Very near us was the little village Catelineau, and in the distance on our left, between the wood and the river, lay the village of Gilly. The sound of musketry, cannon, and platoon firing, was heard constantly in that direction. The news soon came that the Emperor had driven the Prussians out of Charleroi, and that they had re-formed in squares at the corner of the wood.

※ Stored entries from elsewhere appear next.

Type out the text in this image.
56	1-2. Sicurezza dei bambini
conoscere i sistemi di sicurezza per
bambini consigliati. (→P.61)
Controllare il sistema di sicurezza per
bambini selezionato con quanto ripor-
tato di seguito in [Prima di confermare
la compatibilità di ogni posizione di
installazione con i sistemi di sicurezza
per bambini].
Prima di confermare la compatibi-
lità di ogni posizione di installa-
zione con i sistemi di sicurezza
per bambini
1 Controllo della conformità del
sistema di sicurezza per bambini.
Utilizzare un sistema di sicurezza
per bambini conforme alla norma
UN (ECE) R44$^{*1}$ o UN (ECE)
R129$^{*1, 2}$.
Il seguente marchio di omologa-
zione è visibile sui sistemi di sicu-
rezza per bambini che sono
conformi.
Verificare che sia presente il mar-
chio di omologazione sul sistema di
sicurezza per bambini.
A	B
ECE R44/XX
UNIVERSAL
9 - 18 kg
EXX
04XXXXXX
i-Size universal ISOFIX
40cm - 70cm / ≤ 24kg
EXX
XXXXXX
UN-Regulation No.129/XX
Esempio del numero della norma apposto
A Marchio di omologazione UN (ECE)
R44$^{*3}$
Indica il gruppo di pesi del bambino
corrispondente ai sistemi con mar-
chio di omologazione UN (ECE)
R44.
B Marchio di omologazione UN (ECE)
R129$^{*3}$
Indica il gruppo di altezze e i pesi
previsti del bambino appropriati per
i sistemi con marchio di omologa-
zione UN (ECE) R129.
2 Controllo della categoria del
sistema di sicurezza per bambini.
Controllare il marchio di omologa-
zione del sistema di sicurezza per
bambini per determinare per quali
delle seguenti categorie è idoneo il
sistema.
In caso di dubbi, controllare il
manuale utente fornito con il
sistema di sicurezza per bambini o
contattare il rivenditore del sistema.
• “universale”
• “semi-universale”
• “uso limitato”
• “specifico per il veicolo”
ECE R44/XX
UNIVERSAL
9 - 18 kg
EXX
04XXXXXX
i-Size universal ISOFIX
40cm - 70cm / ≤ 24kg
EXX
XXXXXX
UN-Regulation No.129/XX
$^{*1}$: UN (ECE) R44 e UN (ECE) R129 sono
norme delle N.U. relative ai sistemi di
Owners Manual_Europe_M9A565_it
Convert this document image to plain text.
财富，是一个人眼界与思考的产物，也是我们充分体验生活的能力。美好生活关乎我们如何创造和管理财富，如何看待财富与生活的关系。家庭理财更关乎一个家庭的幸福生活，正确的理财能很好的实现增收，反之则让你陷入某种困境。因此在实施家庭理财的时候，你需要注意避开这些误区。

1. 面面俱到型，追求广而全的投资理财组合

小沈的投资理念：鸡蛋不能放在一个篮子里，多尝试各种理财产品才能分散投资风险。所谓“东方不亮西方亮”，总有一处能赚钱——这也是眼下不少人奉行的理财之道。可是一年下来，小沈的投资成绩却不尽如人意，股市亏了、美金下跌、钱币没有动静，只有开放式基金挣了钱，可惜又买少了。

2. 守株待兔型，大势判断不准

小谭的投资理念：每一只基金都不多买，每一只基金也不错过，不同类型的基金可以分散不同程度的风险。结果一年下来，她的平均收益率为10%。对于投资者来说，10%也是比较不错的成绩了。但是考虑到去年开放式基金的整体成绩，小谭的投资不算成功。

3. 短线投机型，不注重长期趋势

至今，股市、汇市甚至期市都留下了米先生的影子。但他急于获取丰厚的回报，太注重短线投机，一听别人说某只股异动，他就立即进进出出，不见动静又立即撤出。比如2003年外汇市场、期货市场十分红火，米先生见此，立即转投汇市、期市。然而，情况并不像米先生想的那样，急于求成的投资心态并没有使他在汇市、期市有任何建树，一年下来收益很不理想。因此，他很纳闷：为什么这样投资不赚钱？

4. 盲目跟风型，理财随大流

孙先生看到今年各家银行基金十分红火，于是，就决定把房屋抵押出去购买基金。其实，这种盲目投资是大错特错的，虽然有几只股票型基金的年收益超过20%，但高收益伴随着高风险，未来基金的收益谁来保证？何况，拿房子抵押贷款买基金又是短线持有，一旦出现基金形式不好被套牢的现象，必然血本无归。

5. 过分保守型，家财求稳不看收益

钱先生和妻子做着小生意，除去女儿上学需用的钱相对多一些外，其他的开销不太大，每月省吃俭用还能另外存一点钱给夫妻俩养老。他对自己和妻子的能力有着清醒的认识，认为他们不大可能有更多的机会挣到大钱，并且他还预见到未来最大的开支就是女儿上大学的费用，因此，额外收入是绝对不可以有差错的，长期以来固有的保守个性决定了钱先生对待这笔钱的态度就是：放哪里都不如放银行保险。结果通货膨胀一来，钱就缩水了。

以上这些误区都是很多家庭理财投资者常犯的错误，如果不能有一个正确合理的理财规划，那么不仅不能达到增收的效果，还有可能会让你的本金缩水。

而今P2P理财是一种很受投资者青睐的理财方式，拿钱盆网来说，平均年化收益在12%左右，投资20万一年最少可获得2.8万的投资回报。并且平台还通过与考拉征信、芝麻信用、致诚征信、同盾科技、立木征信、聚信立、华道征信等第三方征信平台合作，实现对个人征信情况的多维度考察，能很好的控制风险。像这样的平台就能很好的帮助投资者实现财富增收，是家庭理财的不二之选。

We expected every moment to be ordered to cut off their retreat, but between seven and eight o'clock, the sound of musketry ceased, the Prussians retired to Fleurus, after having lost one of their squares; and the others escaped into the wood. We saw two regiments of dragoons arrive and take up their position at our right, along the bank of the Sambre. There was a rumor a few minutes afterward that General Le Tort had been killed by a ball in the abdomen, very near the place where in his youth he had watched and tended the cattle of a farmer. What strange things happen in life! The general had fought all over Europe, since he was twenty years old, but death waited for him here!

It was about eight o'clock in the evening, and we were expecting to remain at Chatelet until our three divisions had crossed. An old bald peasant, in a blue blouse and a cotton cap and as lean as a goat, came into camp and told Captain Grégoire that on the side of the beech wood in a hollow, lay the village of Fleurus, and to the right of this, the little village of Lambusart; that the Prussians had been stationed in these towns more than three weeks, and that more of them had arrived the night before, and the night before that. He told us also that there was a broad road, bordered with trees, running two good leagues along our left; that the Belgians and Hanoverians had posts at Gosselies and at Quatre-Bras; that it was the high-road to Brussels, where the English and Hanoverians and Belgians had all their forces; while the Prussians, four or five leagues at our right, occupied the route to Namur, and that between them and the English, there was a good road running from the plateau of Quatre-Bras to the plateau of Ligny in the rear of Fleurus, over which their couriers went and came from morning till night, so that the Prussians and English were in perfect communication, and could support each other with men, guns, and supplies when necessary.